Nephew continued, “Trump’s not going to issue a ban, he say’s it’s a states right issue. Get over it and stop your fear mongering.”
I was wondering if my nephew saw that TikTok video of John McEntee stating that since he didn’t see any women bleeding out in parking lots that just might be a lie that us wacky libs are telling just to get our feathers ruffled over nothing. Deary me! What a caution those wacky feminists are. So silly, stupid and daft. Let’s make fun of them, because who cares about their lives? Much less their vote. Trust me, if they don’t care about women’s lives they don’t care about women’s vote. Yes, that’s how callous these people are and we need to start calling them out on it.
Well, I have news for you John McCuntee, just because you can’t see them doesn’t mean that there aren’t any fish in the ocean. Women’s lives are being ruined by these laws, these bans, and you have the unmitigated gall to laugh about it, as if it weren’t true.
You know what that makes you? That makes you an undateable asshole. Have you considered Ann Coulter? She’s a bit old for you, I reckon but just as big of an asshole as you are. You should ask her out for coffee.

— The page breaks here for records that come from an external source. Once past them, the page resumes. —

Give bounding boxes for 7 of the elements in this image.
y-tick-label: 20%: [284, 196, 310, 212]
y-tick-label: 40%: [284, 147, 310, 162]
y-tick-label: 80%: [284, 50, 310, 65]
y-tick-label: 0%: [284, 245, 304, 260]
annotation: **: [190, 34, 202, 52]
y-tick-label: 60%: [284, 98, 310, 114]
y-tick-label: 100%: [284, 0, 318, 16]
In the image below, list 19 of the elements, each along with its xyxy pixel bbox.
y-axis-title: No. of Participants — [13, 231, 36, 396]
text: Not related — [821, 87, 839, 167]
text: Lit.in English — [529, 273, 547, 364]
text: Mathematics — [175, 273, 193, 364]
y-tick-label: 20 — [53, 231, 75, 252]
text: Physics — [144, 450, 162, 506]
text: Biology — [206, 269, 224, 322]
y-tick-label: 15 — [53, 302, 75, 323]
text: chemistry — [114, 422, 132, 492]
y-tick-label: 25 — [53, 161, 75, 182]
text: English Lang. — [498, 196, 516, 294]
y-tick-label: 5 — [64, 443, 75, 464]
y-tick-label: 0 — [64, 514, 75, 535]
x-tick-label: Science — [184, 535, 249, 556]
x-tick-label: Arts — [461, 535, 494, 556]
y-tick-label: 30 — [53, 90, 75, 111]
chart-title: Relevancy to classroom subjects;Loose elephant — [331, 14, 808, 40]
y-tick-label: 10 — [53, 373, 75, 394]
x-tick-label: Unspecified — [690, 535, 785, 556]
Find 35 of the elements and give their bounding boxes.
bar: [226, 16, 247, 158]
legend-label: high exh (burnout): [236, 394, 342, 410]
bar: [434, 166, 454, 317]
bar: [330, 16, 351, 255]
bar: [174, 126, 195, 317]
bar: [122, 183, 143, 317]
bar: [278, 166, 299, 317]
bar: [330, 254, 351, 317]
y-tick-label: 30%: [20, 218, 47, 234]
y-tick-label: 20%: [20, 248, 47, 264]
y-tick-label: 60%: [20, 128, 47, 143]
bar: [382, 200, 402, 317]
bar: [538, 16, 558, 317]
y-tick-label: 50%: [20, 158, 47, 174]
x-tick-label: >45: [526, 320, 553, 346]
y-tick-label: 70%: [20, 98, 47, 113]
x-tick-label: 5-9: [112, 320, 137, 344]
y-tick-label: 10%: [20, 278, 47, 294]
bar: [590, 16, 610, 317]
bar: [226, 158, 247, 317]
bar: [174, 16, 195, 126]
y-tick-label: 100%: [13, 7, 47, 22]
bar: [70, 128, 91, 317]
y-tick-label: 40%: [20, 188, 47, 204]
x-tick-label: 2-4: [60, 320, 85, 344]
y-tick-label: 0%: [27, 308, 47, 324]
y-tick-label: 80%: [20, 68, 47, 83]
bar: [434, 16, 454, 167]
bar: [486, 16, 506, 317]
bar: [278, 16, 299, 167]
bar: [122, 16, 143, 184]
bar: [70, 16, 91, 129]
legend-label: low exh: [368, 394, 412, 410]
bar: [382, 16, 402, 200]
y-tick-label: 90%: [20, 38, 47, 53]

I leave you to study John McCuntee’s assholery (and a gentlemanly response to it) here:
Sigh.
Okay, I'll admit it. Nephew is right about one thing. I’ve been spending way too much time online consuming all of this content and it is making me a little wacky. Why? because it is difficult topic to contemplate and research. It’s discouraging to have my posts unread, my comments unliked and no one giving me any indication that I have anyting worth saying. But. I have grown used to it.
Maybe I need to take a break. Touch grass. Go back to the outside pool at the rec center at night, float up on my back and look up at the stars.